Le collectif Rouge Direct, qui lutte contre l'homophobie dans le sport, espère une « sortie par le haut » de la polémique qui l'oppose depuis deux semaines à des supporters ultras des clubs de football de Grenoble et de Lens (L2), a déclaré vendredi un de ses porte-parole à l'AFP.

Par MN avec AFP

Le collectif, constitué d'anciens membres du Paris Foot Gay, avait relayé une vidéo montrant le « capo » (celui qui anime les tribunes au micro) de Lens hurler « Oh VA bande de pédés ! » à l'adresse de Valenciennes le 12 avril 2019, insultes largement reprises dans la tribune Marek, siège du groupe de supporters Red Tigers.

Cette publicité a contribué à l'ouverture d'une enquête judiciaire par le parquet de Béthune et un examen par la commission de discipline de la Ligue de football professionnel (LFP).

Or samedi 20 avril 2019, Lens jouant à Grenoble, les ultras grenoblois, les Red Kaos, ont déployé deux banderoles énonçant « l'homophobie est un fléau qui mérite mieux que des polémiques honteuses », et à l'adresse des Red Tigers : « RT d'ailleurs : bon anniv' les PD ».
 

Les Red Kaos ont publié jeudi sur Twitter un communiqué confirmant qu'il s'agissait d'une « banderole de soutien » aux Red Tigers qui fêtent leurs 25 ans, « volontairement provocatrice et satirique » afin de « pointer du doigt ces accusations infondées ».

Dénonçant des « collectifs (...) surfant sur la vague du buzz médiatique et du jugement hâtif », les Red Kaos affirment s'être toujours positionnés « contre les personnes homophobes et les actes d'homophobie » et appellent « à la raison ».

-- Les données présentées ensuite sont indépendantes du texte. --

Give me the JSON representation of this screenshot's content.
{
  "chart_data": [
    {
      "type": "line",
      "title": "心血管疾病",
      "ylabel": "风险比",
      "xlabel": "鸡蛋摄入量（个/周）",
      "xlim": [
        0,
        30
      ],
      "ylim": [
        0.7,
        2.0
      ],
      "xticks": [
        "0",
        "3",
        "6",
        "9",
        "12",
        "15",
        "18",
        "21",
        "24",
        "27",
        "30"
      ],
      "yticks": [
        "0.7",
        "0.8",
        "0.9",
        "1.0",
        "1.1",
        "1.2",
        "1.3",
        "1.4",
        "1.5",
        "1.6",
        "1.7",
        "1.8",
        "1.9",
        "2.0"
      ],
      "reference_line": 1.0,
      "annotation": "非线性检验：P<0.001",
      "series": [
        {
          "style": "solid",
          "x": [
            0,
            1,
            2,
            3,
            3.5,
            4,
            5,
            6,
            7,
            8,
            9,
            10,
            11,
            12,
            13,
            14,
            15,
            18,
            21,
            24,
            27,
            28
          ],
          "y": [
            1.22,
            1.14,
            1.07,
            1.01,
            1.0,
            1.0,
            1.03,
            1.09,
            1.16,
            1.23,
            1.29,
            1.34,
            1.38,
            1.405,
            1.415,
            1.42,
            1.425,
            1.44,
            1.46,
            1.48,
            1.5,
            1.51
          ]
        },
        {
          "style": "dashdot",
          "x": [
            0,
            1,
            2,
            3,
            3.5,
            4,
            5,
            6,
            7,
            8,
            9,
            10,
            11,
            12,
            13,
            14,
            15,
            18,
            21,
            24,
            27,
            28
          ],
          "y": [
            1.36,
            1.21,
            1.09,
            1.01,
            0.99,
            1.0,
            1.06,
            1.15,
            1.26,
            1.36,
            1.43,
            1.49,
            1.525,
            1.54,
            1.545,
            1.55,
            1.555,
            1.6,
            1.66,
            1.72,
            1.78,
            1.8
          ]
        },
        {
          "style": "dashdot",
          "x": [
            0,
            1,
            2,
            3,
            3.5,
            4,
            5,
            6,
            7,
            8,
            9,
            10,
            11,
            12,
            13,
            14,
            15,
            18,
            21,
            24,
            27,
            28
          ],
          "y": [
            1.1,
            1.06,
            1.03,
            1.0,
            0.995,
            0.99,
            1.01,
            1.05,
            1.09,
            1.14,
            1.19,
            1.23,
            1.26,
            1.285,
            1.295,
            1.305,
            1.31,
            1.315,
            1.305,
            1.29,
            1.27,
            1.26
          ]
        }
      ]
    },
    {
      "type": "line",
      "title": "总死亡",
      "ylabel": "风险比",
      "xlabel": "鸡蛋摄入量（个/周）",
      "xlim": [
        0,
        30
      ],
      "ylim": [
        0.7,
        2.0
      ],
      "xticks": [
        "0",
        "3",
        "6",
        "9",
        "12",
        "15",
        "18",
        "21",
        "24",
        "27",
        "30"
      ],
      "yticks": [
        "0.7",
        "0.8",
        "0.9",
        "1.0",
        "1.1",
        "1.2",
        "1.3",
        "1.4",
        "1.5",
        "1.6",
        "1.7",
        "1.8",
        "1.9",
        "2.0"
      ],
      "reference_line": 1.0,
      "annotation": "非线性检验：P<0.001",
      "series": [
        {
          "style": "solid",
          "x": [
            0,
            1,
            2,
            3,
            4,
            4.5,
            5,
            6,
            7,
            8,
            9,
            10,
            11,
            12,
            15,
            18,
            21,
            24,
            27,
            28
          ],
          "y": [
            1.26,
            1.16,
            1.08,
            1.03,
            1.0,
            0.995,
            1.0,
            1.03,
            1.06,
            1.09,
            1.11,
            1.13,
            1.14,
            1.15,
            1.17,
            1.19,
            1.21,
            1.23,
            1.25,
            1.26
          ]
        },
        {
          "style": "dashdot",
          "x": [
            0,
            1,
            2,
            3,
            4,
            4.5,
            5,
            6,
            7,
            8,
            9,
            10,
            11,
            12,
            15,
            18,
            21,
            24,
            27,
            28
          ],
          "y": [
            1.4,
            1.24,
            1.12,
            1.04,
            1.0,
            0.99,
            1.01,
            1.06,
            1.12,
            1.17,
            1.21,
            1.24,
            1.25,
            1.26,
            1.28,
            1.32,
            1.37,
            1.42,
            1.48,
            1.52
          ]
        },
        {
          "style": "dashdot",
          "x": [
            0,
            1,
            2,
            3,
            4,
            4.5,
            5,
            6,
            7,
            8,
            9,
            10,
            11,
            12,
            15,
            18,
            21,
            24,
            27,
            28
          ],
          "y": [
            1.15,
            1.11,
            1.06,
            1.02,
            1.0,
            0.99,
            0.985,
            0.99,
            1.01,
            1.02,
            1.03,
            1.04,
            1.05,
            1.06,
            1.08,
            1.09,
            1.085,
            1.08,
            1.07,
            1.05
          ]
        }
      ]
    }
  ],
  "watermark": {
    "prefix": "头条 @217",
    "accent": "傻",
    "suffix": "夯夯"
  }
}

Le porte-parole de Rouge Direct Julien Pontes a « déploré cette façon de ne pas se remettre en question » et jugé que ce communiqué de solidarité était « une erreur ».

Néanmoins, a-t-il assuré, « on veut sortir de cela par le haut et par la compréhension mutuelle, le dialogue ».

« Il y a des conservatismes, un retard, et nous souhaitons que ce retard soit rattrapé, ensemble », a-t-il ajouté. « Arrêter de dire +pédés+ pour déstabiliser l'adversaire... ce n'est pas une restriction insoutenable de la liberté d'expression, on peut trouver d'autres expressions pour chambrer ».

M. Pontes s'est réjoui que le RC Lens ait contacté le collectif. Celui-ci souhaiterait aller s'exprimer à Lens le 17 mai prochain, journée internationale de lutte contre l'homophobie et la transphobie, à l'occasion du match contre Orléans.

Il a déploré en revanche que ni le maire écologiste de Grenoble Éric Piolle, ni le GF38 n'aient encore réagi à la banderole des Red Kaos.